Dud Diligence and Integration (Part 1)

This posting is for the C-level executives out there who are doing (or thinking of doing) deals for their small or medium-sized businesses. It is about helping you prevent form from overshadowing substance. It is about details. PS: if details bore you, The Merger Verger humbly recommends your stepping down from the deal business ASAP.

The Merger Verger has seen just a ton of due diligence checklists over the years and found almost all of them wanting … including some that were just pathetic.

Milk Duds! Yippee!Why? Because they are not written by people who run businesses; they are written by people who advise businesses: lawyers and accountants.

Let’s be honest here: due diligence checklists are about the details, where God (or the devil) is. A lawyer can make a fine checklist for matters relating to corporate formation or past board meetings. An accountant likewise within his or her purview.

These lists are fine (essential, in fact) for ensuring that you get what you pay for. But when it comes to understanding whether a product is approaching an inflection in its growth curve or the production manager knows the difference between a kaizan event and a tsunami, they ain’t worth squat.

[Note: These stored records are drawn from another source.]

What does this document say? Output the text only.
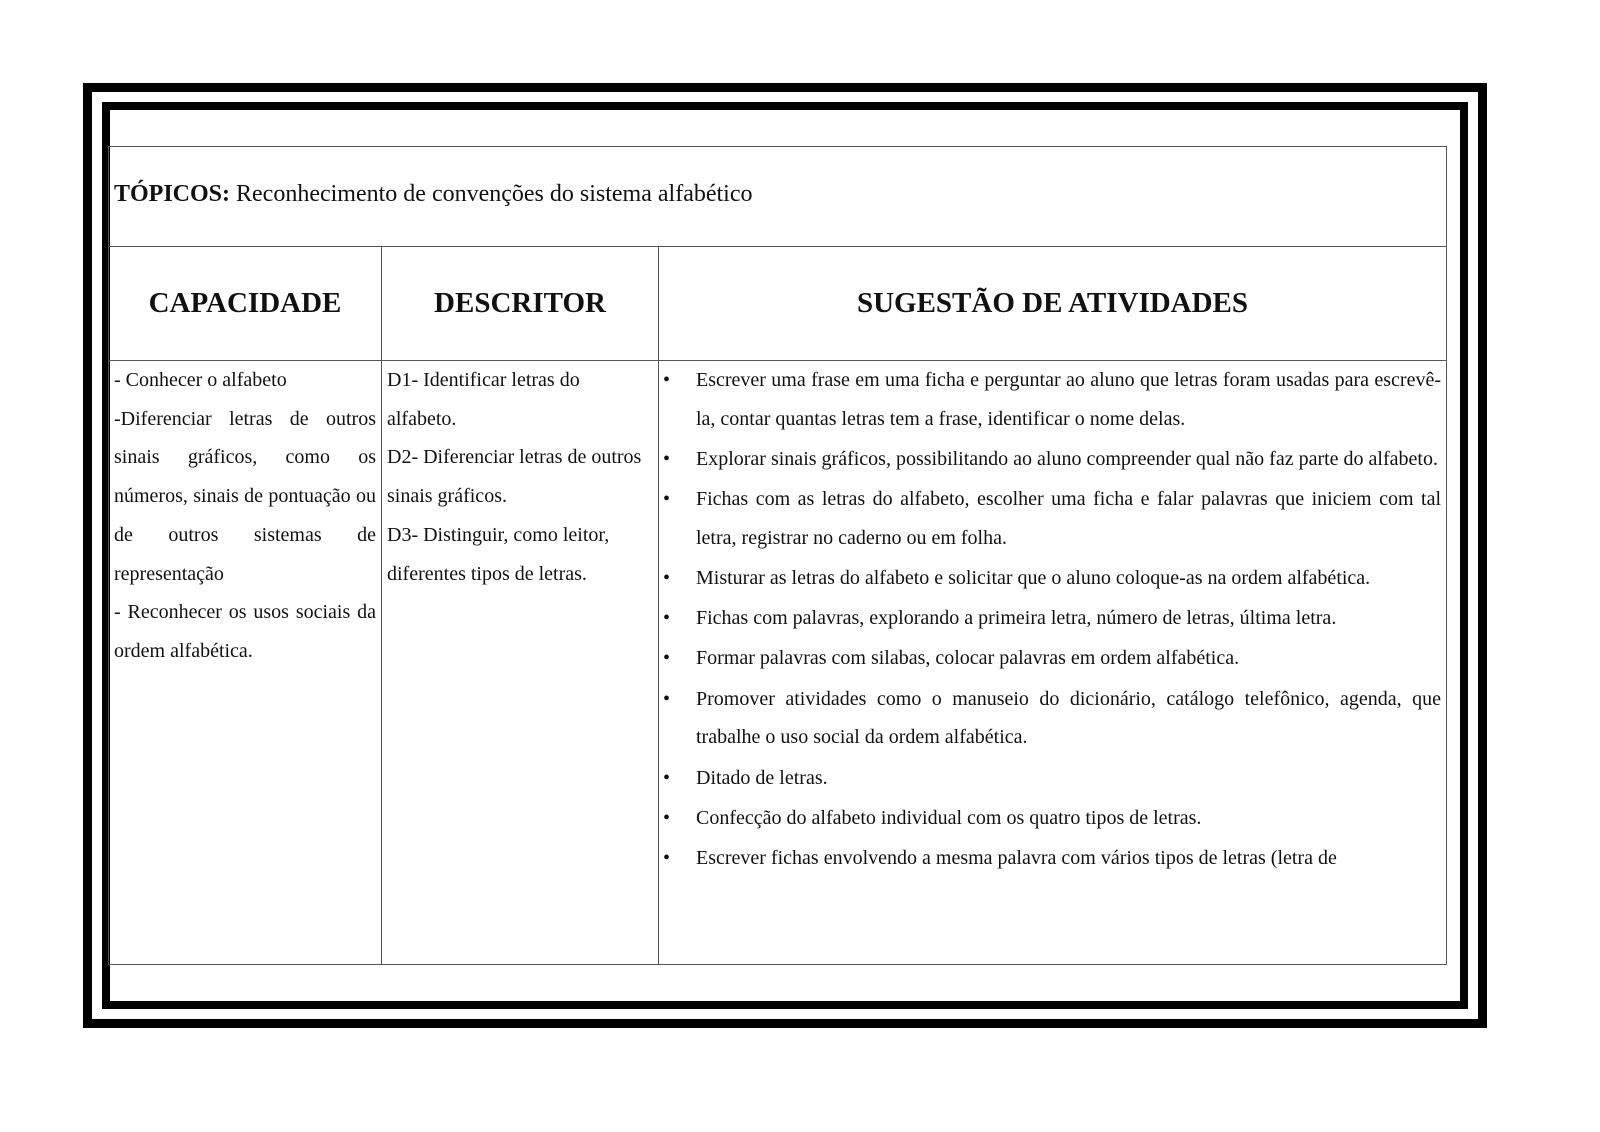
TÓPICOS: Reconhecimento de convenções do sistema alfabético
CAPACIDADE	DESCRITOR	SUGESTÃO DE ATIVIDADES
- Conhecer o alfabeto
-Diferenciar letras de outros sinais gráficos, como os números, sinais de pontuação ou de outros sistemas de representação
- Reconhecer os usos sociais da ordem alfabética.
D1- Identificar letras do alfabeto.
D2- Diferenciar letras de outros sinais gráficos.
D3- Distinguir, como leitor, diferentes tipos de letras.
• Escrever uma frase em uma ficha e perguntar ao aluno que letras foram usadas para escrevê-la, contar quantas letras tem a frase, identificar o nome delas.
• Explorar sinais gráficos, possibilitando ao aluno compreender qual não faz parte do alfabeto.
• Fichas com as letras do alfabeto, escolher uma ficha e falar palavras que iniciem com tal letra, registrar no caderno ou em folha.
• Misturar as letras do alfabeto e solicitar que o aluno coloque-as na ordem alfabética.
• Fichas com palavras, explorando a primeira letra, número de letras, última letra.
• Formar palavras com silabas, colocar palavras em ordem alfabética.
• Promover atividades como o manuseio do dicionário, catálogo telefônico, agenda, que trabalhe o uso social da ordem alfabética.
• Ditado de letras.
• Confecção do alfabeto individual com os quatro tipos de letras.
• Escrever fichas envolvendo a mesma palavra com vários tipos de letras (letra de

I was once witness to a classic example of what we could refer to as “Dud Diligence.” Dud diligence occurs when completed checklists become the end rather than the means. The point is not to merely have the information; it is to use it, to understand it so that you make better decisions about your deal and how to make it succeed. In this instance, it was a company’s first overseas acquisition. They had new advisors and placed their own feet on the street only sparingly. The result? Boxes and boxes of information that “hid” massive problems in accounts payable, which, when discovered Hoovered major value out of the deal. I say “hid” because the information was there but a layer or two deep; if anyone bothered to explore the documents the evidence would have been found. But a focus on gathering information rather than on using information left key stones unturned and key problems hidden.

Query: Do your due diligence checklists have places to assign the review and analysis of the information gathered or just a box to tick off when the document has been added to the file? Does your integration process begin early enough for this analysis to be used to recast value or at least get a head-start on integration?

Query: When a target is forthcoming with the majority of your requests and slow with one or two things, do you pay particular attention to those last ones when they do finally come in? Or do you let the pressure of an impending closing lead you to assume that they’re fine. Don’t kid yourself, that delay could be for a reason. Find out.

Cliffhanger: Tune in next time for The Merger Verger’s takeaways on all of this….

1 thought on “Dud Diligence and Integration (Part 1)

  1. I agree wholeheartedly with your position. Too often due diligence is focused on getting information the checklist, and that’s good from a backward perspective for legal and finance, but doesn’t tell you anything about how the companies will combine or if anyone is even interested in the result. And just getting the information without using it and looking for what they don’t want you to know, is a waste of effort. That’s why I’m a big proponent of Forward Looking Due Diligence, or better known as Strategic Due Diligence.